The workshop will reveal the challenges and the achievements of the NanoChOp project, which was funded under the European Metrology Research Programme and involved collaborations with National Measurement Institutes, academics and industry from across Europe. It will also highlight the long-term impact of the project.
Heidi Goenaga-Infante, NanoChOp project co-ordinator and Principal Scientist for inorganic analysis at LGC, will present an overview of the NanoChOp project and outline the challenges that had to be overcome and the outcomes of the project.

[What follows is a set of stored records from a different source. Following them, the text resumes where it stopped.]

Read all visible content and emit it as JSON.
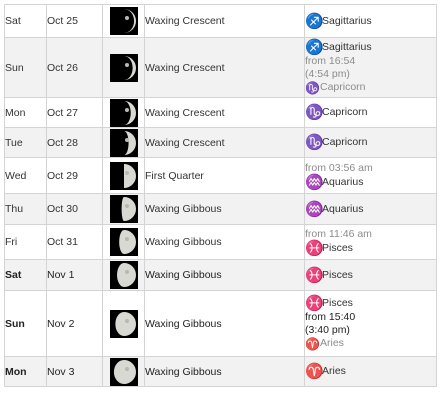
{
  "rows": [
    {
      "day": "Sat",
      "date": "Oct 25",
      "phase": "Waxing Crescent",
      "illumination": 0.08,
      "zodiac": [
        {
          "symbol": "♐",
          "symbol_name": "sagittarius-icon",
          "color": "#e03a2f",
          "sign": "Sagittarius"
        }
      ]
    },
    {
      "day": "Sun",
      "date": "Oct 26",
      "phase": "Waxing Crescent",
      "illumination": 0.14,
      "zodiac": [
        {
          "symbol": "♐",
          "symbol_name": "sagittarius-icon",
          "color": "#e03a2f",
          "sign": "Sagittarius"
        },
        {
          "from": "from 16:54",
          "paren": "(4:54 pm)"
        },
        {
          "symbol": "♑",
          "symbol_name": "capricorn-icon",
          "color": "#9a9a9a",
          "sign": "Capricorn",
          "faded": true
        }
      ]
    },
    {
      "day": "Mon",
      "date": "Oct 27",
      "phase": "Waxing Crescent",
      "illumination": 0.22,
      "zodiac": [
        {
          "symbol": "♑",
          "symbol_name": "capricorn-icon",
          "color": "#3e8a1f",
          "sign": "Capricorn"
        }
      ]
    },
    {
      "day": "Tue",
      "date": "Oct 28",
      "phase": "Waxing Crescent",
      "illumination": 0.31,
      "zodiac": [
        {
          "symbol": "♑",
          "symbol_name": "capricorn-icon",
          "color": "#3e8a1f",
          "sign": "Capricorn"
        }
      ]
    },
    {
      "day": "Wed",
      "date": "Oct 29",
      "phase": "First Quarter",
      "illumination": 0.5,
      "zodiac": [
        {
          "from": "from 03:56 am"
        },
        {
          "symbol": "♒",
          "symbol_name": "aquarius-icon",
          "color": "#e8a33d",
          "sign": "Aquarius"
        }
      ]
    },
    {
      "day": "Thu",
      "date": "Oct 30",
      "phase": "Waxing Gibbous",
      "illumination": 0.6,
      "zodiac": [
        {
          "symbol": "♒",
          "symbol_name": "aquarius-icon",
          "color": "#e8a33d",
          "sign": "Aquarius"
        }
      ]
    },
    {
      "day": "Fri",
      "date": "Oct 31",
      "phase": "Waxing Gibbous",
      "illumination": 0.7,
      "zodiac": [
        {
          "from": "from 11:46 am"
        },
        {
          "symbol": "♓",
          "symbol_name": "pisces-icon",
          "color": "#2f4fb5",
          "sign": "Pisces"
        }
      ]
    },
    {
      "day": "Sat",
      "date": "Nov 1",
      "phase": "Waxing Gibbous",
      "illumination": 0.79,
      "bold": true,
      "zodiac": [
        {
          "symbol": "♓",
          "symbol_name": "pisces-icon",
          "color": "#2f4fb5",
          "sign": "Pisces"
        }
      ]
    },
    {
      "day": "Sun",
      "date": "Nov 2",
      "phase": "Waxing Gibbous",
      "illumination": 0.86,
      "bold": true,
      "zodiac": [
        {
          "symbol": "♓",
          "symbol_name": "pisces-icon",
          "color": "#2f4fb5",
          "sign": "Pisces"
        },
        {
          "from": "from 15:40",
          "paren": "(3:40 pm)",
          "dark": true
        },
        {
          "symbol": "♈",
          "symbol_name": "aries-icon",
          "color": "#9a9a9a",
          "sign": "Aries",
          "faded": true
        }
      ]
    },
    {
      "day": "Mon",
      "date": "Nov 3",
      "phase": "Waxing Gibbous",
      "illumination": 0.92,
      "bold": true,
      "zodiac": [
        {
          "symbol": "♈",
          "symbol_name": "aries-icon",
          "color": "#d9342b",
          "sign": "Aries"
        }
      ]
    }
  ]
}
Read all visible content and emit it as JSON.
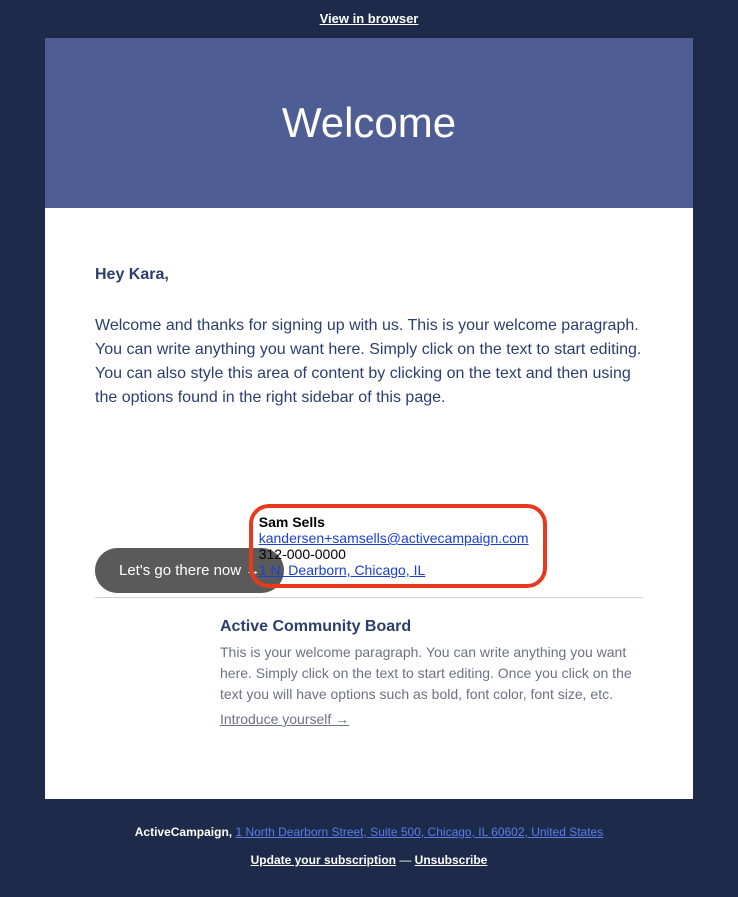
{
  "topBar": {
    "viewInBrowser": "View in browser"
  },
  "hero": {
    "title": "Welcome"
  },
  "content": {
    "greeting": "Hey Kara,",
    "welcomeParagraph": "Welcome and thanks for signing up with us. This is your welcome paragraph. You can write anything you want here. Simply click on the text to start editing. You can also style this area of content by clicking on the text and then using the options found in the right sidebar of this page.",
    "ctaLabel": "Let's go there now →"
  },
  "sender": {
    "name": "Sam Sells",
    "email": "kandersen+samsells@activecampaign.com",
    "phone": "312-000-0000",
    "address": "1 N. Dearborn, Chicago, IL"
  },
  "community": {
    "title": "Active Community Board",
    "text": "This is your welcome paragraph. You can write anything you want here. Simply click on the text to start editing. Once you click on the text you will have options such as bold, font color, font size, etc.",
    "linkText": "Introduce yourself →"
  },
  "footer": {
    "company": "ActiveCampaign,",
    "address": "1 North Dearborn Street, Suite 500, Chicago, IL 60602, United States",
    "updateSubscription": "Update your subscription",
    "separator": " — ",
    "unsubscribe": "Unsubscribe"
  }
}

Heidi said: “Ultimately, the NanoChOp project will help to alleviate public concern regarding the safety of many applications of nanoparticles by providing the nanobiotechnology and nanomedicine sectors with validated protocols to perform their analysis. In turn, this will lead to regulatory and legislative bodies being equipped with coherent and reliable data to make informed decisions.“
Stefan Weigel, from RIKILT – Institute of Food Safety within Wageningen University and Research Centre in The Netherlands - will provide the keynote presentation entitled, ‘NanoDefine: An integrated analytical approach to implement the EC definition of nanomaterial’. The presentation will set out how the NanoDefine project will provide answers to the question ‘what is or isn’t a nanomaterial?’.
The workshop will also include talks from Alex Price, from the British Standards Institution, on standards in nano-technology and particle sizing; Nick Boley, from the Government Chemist Programme, on nanomaterials regulations and measurement implications; and Gert Roebben, from the Joint Research Council in Belgium, on the challenges and outcomes of material selection and preparation processes.
This European Metrology Research Programme (EMRP) project is jointly funded by the EMRP participating countries within the European Association of National Metrology Institutes (EURAMET) and the European Union.